The thyroid is a small gland of the human and animal endocrine system, located in the throat. Despite its small size, the hormones it secretes play a major role in regulating a number of the bodily functions relating to metabolism, heart health, and so much more.
Dogs, both male and female, are far more susceptible to Thyroid Disease than cats. For cats, Thyroid Disease is often a disease of aging. When the thyroid malfunctions, the signs, though significant, can be missed or confused with other conditions that produce similar symptoms. The first step in recognizing potential signs of Thyroid Disease, is identifying the two main categories and understanding their impact on the body.
Hyperthyroidism occurs when the thyroid gland produces excessive amounts of thyroid hormones.
Hypothyroidism occurs when insufficient quantities of hormones are produced, and normal thyroid activity is disrupted.
Now, let’s take a look at some of the most common symptoms associated with each form of Thyroid Disease:
Hypothyroidism: ( Reduced hormone production)
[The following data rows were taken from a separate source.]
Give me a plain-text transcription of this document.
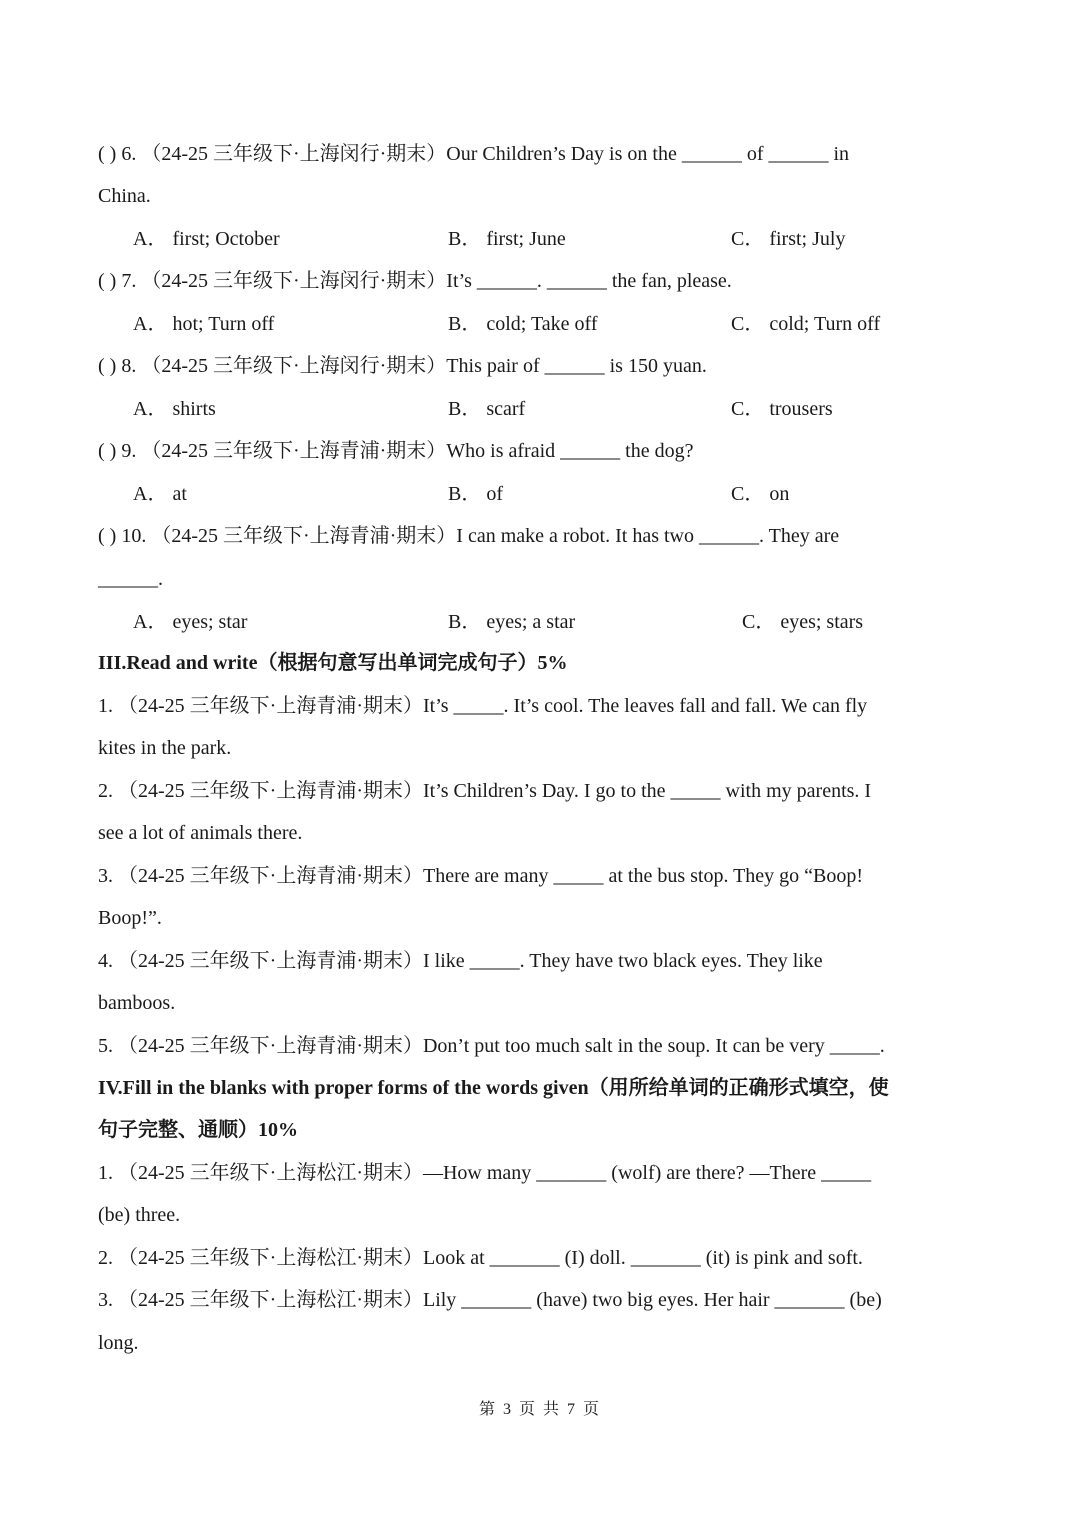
( ) 6. （24-25 三年级下·上海闵行·期末）Our Children’s Day is on the ______ of ______ in
China.
A． first; October	B． first; June	C． first; July
( ) 7. （24-25 三年级下·上海闵行·期末）It’s ______. ______ the fan, please.
A． hot; Turn off	B． cold; Take off	C． cold; Turn off
( ) 8. （24-25 三年级下·上海闵行·期末）This pair of ______ is 150 yuan.
A． shirts	B． scarf	C． trousers
( ) 9. （24-25 三年级下·上海青浦·期末）Who is afraid ______ the dog?
A． at	B． of	C． on
( ) 10. （24-25 三年级下·上海青浦·期末）I can make a robot. It has two ______. They are
______.
A． eyes; star	B． eyes; a star	C． eyes; stars
III.Read and write（根据句意写出单词完成句子）5%
1. （24-25 三年级下·上海青浦·期末）It’s _____. It’s cool. The leaves fall and fall. We can fly
kites in the park.
2. （24-25 三年级下·上海青浦·期末）It’s Children’s Day. I go to the _____ with my parents. I
see a lot of animals there.
3. （24-25 三年级下·上海青浦·期末）There are many _____ at the bus stop. They go “Boop!
Boop!”.
4. （24-25 三年级下·上海青浦·期末）I like _____. They have two black eyes. They like
bamboos.
5. （24-25 三年级下·上海青浦·期末）Don’t put too much salt in the soup. It can be very _____.
IV.Fill in the blanks with proper forms of the words given（用所给单词的正确形式填空，使
句子完整、通顺）10%
1. （24-25 三年级下·上海松江·期末）—How many _______ (wolf) are there? —There _____
(be) three.
2. （24-25 三年级下·上海松江·期末）Look at _______ (I) doll. _______ (it) is pink and soft.
3. （24-25 三年级下·上海松江·期末）Lily _______ (have) two big eyes. Her hair _______ (be)
long.
第 3 页 共 7 页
– Weight gain not associated with increased food intake
– Newly developed dry or sensitive skin, or skin sores
– Excessive shedding, dull, unkempt appearing coat, hair loss
– Lethargy, significantly decreased energy
– Decreased heart rate
– Sensitivity to cold temperatures not exhibited in the past
– Muscle weakness
– Recurring eye and/or ear infections
Hyperthyroidism: (Excessive hormone production)
– Weight loss…unexplained
– Noticeably increased appetite…ravenous hunger
– Increased urination
– Excessive thirst
– Elevated heart rate
– Unexplained and/or recurring vomiting and/or diarrhea
– Difficulty breathing…shortness of breath
– Bulge or palpable lump in the throat
– Restlessness, hyper-active behavior
– Dull coat
Thyroid Disease can be the result of a tumor on the thyroid. Thyroid tumors are most often malignant, and if one is suspected, it should be immediately evaluated by your Veterinarian. In addition to the symptoms already listed, the following symptoms can be indicators of the presence of a thyroid tumor:
– A noticeable change in bark…not an increase or decrease in frequency, but tone and volume
The changes that Thyroid Disease effect can often be subtle, with a gradual onset of behavior changes. As with any illness impacting your pets, the earlier the diagnosis, the better the chances for a positive outcome. It’s important to note that left untreated, Thyroid Disease can lead to death. Diagnosis can be as simple as a blood test to evaluate hormone levels, or as complicated as a biopsy if a tumor is present.
Most Thyroid Disease can be treated, and the symptoms that negatively impact your pet’s life can be managed. Hypothyroidism can be controlled by administering synthetic hormone, in the form of a pill or liquid, depending on your pet’s preference. The synthetic hormone will restore proper balance to the hormone levels in your pet’s system. Periodic blood tests will be required to assess hormone levels, with medication adjustments being made as necessary.
Hyperthyroidism treatment is more complicated, and may require radiotherapy or chemotherapy in conjunction with medication.
Where tumors are present, treatment is determined by the type of tumor, and its impact on the surrounding organs and arteries.
As always, the first step towards diagnosis is a vigilant owner who questions changes in behavior and appearance, no matter how subtle. If you’re witnessing something that causes you concern, call your Veterinarian and make an appointment today. It’s impossible to overstate the importance of early diagnosis and early intervention.